# Simulation Beta Distribution

Suppose a function such as:

$\phi^{\alpha} (x,y) = \left\{ \begin{array}{l l} \alpha x & \quad \text{if$x < y$}\\ x & \quad \text{if$x = y$}\\ \alpha x + (1 -\alpha) & \quad \text{if$x > y$}\\ \end{array} \right.$

I wish to run a simulation for 5 random walks (each with length 100) on $\phi$ where $x$ is drawn from a beta distribution with parameters (3,1) and $\alpha = 0.5$.

I don't know how to deal with $\phi$ in the random walk process, especially given its 3 conditions.

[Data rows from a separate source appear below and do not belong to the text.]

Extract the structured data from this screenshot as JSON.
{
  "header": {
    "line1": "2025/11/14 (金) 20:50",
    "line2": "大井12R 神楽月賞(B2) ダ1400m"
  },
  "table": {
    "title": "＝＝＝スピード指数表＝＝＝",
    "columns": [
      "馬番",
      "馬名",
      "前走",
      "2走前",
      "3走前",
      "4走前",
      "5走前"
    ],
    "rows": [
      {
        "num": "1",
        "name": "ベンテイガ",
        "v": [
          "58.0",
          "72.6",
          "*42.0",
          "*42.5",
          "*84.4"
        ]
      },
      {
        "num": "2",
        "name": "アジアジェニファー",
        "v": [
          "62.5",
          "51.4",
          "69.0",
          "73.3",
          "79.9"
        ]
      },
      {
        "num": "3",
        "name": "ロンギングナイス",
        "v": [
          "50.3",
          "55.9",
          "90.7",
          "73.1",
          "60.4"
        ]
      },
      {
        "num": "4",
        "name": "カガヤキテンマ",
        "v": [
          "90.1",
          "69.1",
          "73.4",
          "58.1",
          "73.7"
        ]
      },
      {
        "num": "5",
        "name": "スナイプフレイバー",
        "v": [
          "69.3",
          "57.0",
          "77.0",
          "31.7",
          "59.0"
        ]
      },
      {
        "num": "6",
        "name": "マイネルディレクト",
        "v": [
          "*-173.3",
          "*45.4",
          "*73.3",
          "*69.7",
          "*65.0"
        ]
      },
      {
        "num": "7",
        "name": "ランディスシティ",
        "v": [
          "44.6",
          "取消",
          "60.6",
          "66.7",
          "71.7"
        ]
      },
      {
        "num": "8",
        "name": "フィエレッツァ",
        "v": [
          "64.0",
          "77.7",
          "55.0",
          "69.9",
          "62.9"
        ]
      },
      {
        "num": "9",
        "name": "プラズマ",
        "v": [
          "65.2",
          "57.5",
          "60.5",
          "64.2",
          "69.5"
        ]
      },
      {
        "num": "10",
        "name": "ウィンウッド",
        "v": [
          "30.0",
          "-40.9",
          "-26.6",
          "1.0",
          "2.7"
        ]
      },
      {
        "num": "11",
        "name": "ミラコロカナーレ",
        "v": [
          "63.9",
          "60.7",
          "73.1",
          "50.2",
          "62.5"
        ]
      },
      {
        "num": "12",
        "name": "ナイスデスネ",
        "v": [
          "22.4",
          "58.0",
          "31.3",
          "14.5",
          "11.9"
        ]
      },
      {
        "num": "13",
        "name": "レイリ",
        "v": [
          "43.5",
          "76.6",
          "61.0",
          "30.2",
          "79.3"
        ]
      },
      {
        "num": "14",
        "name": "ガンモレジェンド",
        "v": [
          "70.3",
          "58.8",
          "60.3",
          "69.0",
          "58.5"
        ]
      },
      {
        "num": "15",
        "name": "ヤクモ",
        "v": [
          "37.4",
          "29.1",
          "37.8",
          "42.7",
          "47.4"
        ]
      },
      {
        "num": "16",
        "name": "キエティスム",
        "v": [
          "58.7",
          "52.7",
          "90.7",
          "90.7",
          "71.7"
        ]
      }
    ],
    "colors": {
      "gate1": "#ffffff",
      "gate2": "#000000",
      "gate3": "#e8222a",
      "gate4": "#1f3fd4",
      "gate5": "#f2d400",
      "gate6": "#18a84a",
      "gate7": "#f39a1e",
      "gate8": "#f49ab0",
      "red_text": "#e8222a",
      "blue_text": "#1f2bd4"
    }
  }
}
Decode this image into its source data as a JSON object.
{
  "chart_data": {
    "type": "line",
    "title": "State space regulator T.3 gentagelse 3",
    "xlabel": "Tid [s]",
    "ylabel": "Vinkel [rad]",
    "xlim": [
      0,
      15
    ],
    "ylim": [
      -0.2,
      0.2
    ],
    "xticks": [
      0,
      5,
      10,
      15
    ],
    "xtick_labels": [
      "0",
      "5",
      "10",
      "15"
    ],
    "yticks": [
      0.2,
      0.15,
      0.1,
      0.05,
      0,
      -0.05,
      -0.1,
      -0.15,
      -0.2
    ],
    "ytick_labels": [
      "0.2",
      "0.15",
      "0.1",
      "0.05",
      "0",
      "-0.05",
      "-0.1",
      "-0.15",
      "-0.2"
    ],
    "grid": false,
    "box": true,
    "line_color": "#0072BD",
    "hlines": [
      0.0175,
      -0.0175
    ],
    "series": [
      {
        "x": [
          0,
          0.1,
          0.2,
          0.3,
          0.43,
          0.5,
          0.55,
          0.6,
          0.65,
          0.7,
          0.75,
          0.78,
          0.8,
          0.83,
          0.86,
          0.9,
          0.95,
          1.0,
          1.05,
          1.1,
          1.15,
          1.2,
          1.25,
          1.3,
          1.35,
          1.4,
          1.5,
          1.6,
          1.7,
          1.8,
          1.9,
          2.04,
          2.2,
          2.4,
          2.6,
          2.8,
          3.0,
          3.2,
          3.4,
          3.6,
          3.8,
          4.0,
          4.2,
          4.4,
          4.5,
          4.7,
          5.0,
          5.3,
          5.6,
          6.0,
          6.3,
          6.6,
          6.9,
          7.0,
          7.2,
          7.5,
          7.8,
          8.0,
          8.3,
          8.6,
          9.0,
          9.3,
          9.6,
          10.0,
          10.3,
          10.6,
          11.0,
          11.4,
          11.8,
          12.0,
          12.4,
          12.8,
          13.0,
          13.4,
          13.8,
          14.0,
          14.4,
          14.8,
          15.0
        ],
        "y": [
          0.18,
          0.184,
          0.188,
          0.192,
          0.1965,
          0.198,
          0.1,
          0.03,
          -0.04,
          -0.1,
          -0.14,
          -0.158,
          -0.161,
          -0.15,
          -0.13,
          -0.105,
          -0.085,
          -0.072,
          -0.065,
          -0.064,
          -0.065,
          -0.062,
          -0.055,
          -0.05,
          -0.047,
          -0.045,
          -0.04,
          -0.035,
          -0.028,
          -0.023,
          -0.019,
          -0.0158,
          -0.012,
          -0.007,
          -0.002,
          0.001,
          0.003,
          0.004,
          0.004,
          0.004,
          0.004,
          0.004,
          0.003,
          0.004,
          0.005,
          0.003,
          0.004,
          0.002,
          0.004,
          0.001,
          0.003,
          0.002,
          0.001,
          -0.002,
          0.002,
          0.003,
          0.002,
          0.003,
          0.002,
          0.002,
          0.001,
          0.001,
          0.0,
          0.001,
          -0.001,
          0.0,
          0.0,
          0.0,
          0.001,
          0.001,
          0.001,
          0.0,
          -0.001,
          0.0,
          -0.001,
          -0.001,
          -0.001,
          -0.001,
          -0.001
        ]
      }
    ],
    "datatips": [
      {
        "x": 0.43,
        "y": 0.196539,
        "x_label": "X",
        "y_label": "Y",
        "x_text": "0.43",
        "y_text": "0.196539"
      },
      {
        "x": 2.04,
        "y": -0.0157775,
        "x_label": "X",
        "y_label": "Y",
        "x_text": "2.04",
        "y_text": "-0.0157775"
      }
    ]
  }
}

EDIT: $y$ is the mean of all the previous $x$. For instance, suppose we are at time $t=3$ and observations start at $t=0$. Then, $y_3 = \frac{x_0 + x_1 + x_2}{3}$.

ϕ[x_, y_] := Piecewise[{
{α*x, x < y},
{x, x == y},
{α*x + (1 - α), x > y}}]
ϕ[x, y] • OP notes that $X\sim Beta$ ... which is a continuous random variable. It is not stated what $y$ is, but if $y$ is a constant, or $y$ is an independent random variable, then $P(X=y) = 0$. If so, you can ignore the case $X = y$, because it happens with zero probability. Aug 7, 2014 at 15:31
• Thanks for your comments. $y$ is the mean of all the previous $x$. For instance, suppose we are at time $t=3$ and observations start at $t=0$. Then, $y_3=\frac{x_0+x_1+x_2}{3}$.
– flo
Aug 7, 2014 at 18:05

With the function

f[a_, {x_, y_}] := Piecewise[{{a x, x < y}, {x, x == y}, {1 - a + a x, x > y}}, 0]


you can define a new function, that will perform a single simulation

sim[a_Real, n_Integer] :=
Module[{data = Partition[Riffle[#, Accumulate[#]/Range[n]], 2] &@ RandomVariate[BetaDistribution[3, 1], n]},
f[a, #] & /@ data
]


where the first argument is the value of alpha and the second argument is length of the random walk.
Than 5 random walks of length 100 with alpha = 0.5 can be plotted using

ListPlot[Table[sim[0.5, 100], {n, 5}], PlotRange -> All, Joined -> True, Frame -> True] • Thanks a lot @Karsten! It's starting to make a lot of sense. I just need to work on $y$, since we should observe a convergence towards the mean of x, $E(x) = 0.75$.
– flo
Aug 7, 2014 at 18:51

Here is an approach using MovingMap and f from Karsten 7:

f[a_, {x_, y_}] :=
Piecewise[{{a x, x < y}, {x, x == y}, {1 - a + a x, x > y}}, 0]
s[lst_] := MovingMap[f[0.5, {#[], Mean[#[[1 ;; 3]]]}] &, lst, 3]


Visualizing:

ListPlot[s /@ RandomVariate[BetaDistribution[3, 1], {5, 100}],
Joined -> True, Frame -> True]